Pourquoi ai-je décidé de débuter les séances de nudité artistique par des positions soit couchées ou bien assises même si elles ont une durée de temps plus courte que celles dites « debout »? Hé bien, croyez-le ou non, mon expérience de vie, qu’on le veuille ou non influencée par le fait d’être parmi les survivants de la thalidomide, a joué un rôle majeur de vouloir commencer par de telles positions. En effet, être conscient de mon physique quelque peu hors-norme m’a amené à prendre la place de l’artiste qui me voit pour la toute première fois. Comment lui faire découvrir mon corps? Comment l’apprivoiser afin de pouvoir nous apprivoiser mutuellement? Que peut-il voir de beau, d’intéressant et digne d’intérêt à être mis sur un support? Quoi de mieux d’y aller de manière graduelle en lui présentant les différents facettes qui composent ce corps? Différentes facettes vues avec rapidité afin de permettre à l’artiste de s’habituer à ce qu’il voit peut-être pour la première fois de sa vie: un homme nu ET atteint d’un handicap bien visible où vit une âme en harmonie avec lui-même et son milieu environnant.

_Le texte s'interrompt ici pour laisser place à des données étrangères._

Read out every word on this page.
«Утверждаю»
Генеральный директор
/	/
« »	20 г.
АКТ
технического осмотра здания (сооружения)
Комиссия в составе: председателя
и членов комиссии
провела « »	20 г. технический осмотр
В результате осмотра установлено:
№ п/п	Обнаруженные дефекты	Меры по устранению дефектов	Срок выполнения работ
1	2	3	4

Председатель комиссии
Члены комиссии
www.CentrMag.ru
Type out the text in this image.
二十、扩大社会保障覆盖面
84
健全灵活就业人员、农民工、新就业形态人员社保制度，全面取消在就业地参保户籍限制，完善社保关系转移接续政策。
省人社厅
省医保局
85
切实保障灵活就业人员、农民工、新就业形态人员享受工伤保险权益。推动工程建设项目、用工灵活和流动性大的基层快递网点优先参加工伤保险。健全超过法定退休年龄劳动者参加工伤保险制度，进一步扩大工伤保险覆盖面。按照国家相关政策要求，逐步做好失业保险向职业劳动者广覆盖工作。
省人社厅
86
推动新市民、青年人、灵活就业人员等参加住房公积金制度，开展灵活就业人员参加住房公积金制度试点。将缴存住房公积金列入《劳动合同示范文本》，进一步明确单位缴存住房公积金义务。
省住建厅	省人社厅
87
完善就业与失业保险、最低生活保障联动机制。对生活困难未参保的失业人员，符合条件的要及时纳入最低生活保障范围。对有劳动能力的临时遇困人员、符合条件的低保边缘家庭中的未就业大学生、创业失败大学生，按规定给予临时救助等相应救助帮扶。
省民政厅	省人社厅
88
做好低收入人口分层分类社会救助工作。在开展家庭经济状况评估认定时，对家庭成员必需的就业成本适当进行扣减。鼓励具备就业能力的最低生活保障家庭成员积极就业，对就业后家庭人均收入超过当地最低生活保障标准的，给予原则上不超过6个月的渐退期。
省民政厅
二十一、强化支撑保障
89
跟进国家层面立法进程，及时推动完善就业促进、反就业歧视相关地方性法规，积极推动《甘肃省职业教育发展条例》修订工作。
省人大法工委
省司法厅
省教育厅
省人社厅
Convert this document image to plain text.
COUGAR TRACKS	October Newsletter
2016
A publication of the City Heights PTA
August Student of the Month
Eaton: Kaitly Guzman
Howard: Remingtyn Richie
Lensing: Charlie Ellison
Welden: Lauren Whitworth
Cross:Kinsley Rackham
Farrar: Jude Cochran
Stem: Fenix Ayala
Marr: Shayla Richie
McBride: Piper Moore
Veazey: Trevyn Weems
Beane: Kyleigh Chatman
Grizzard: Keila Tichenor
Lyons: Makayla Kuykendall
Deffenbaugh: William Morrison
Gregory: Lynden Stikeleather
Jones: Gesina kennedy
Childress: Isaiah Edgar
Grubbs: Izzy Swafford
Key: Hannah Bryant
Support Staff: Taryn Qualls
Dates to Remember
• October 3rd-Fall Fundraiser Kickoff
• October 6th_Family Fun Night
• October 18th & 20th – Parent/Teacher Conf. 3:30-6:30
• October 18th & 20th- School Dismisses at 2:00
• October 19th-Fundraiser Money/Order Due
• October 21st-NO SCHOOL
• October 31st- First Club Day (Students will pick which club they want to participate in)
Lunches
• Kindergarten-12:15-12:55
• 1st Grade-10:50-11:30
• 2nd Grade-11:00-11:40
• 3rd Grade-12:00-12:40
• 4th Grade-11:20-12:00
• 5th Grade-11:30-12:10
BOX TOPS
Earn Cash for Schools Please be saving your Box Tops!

Comme un alpiniste souhaitant escalader une montagne dont le sommet pointe les cieux, allant jusqu’à braver les dieux de l’Olympe, l’artiste désire ouvrir son regard sur ce corps qui lui est présenté. Présenté mais non pas exhibé comme un monstre de foire. Voilà pourquoi mon désir de m’ouvrir à lui à la manière d’une fleur sensible qui étend ses tendres pétales afin de lui permettre de sentir son doux parfum lequel sera décrit selon ses sensations de cet instant unique où lui et moi vivons ensemble dans une communion de corps et d’esprit.
Il en est de même de notre apprivoisement mutuel puisqu’il m’est un devoir de dire en quelques mots qui je suis et ce que je souhaite lui présenter tout au long de la séance, et ce dès l’instant où je monte sur la balustrade. Un peu comme le renard dans Le Petit Prince d’Antoine de Saint-Exupéry, on doit aussi m’apprivoiser si on veut jouer avec moi. Un jeu dans lequel l’artiste joue à découvrir cet autre que l’on ne s’attend pas à voir au sein de la masse des hommes.
Que peut-il voir de beau, d’intéressant et digne d’intérêt à être mis sur un support? Voilà une question que seul l’artiste peut résoudre mais à la condition sine qua none que je lui tends la main pour l’aider dans sa quête. Y aller de manière graduelle en lui présentant les différents facettes qui composent ce corps m’a semblé être la meilleure option pour atteindre un résultat satisfaisant de part et d’autres.
Apprivoiser est certainement ce qui me motive le plus à chacune des séances de nudité artistique auxquelles j’ai participé jusqu’à maintenant. Toutefois, ce qui est souvent le plus ardu pour une bonne partie des modèles nus consiste à réussir à le faire envers soi-même. Ne dit-on pas que nous sommes souvent les pire juges envers nous-mêmes? D’ailleurs, une charmante dame m’avait avoué ceci lors de mon périple à St-Jérôme: « Mon cher Rolland, tu es parmi les modèles nus qui vivent leur nudité avec tellement d’entrain et de sérénité que cela en est réellement impressionnant. Tu fais partie d’une classe à part. » Ça ma fait chaud au cœur d’entendre çà. Ho que si!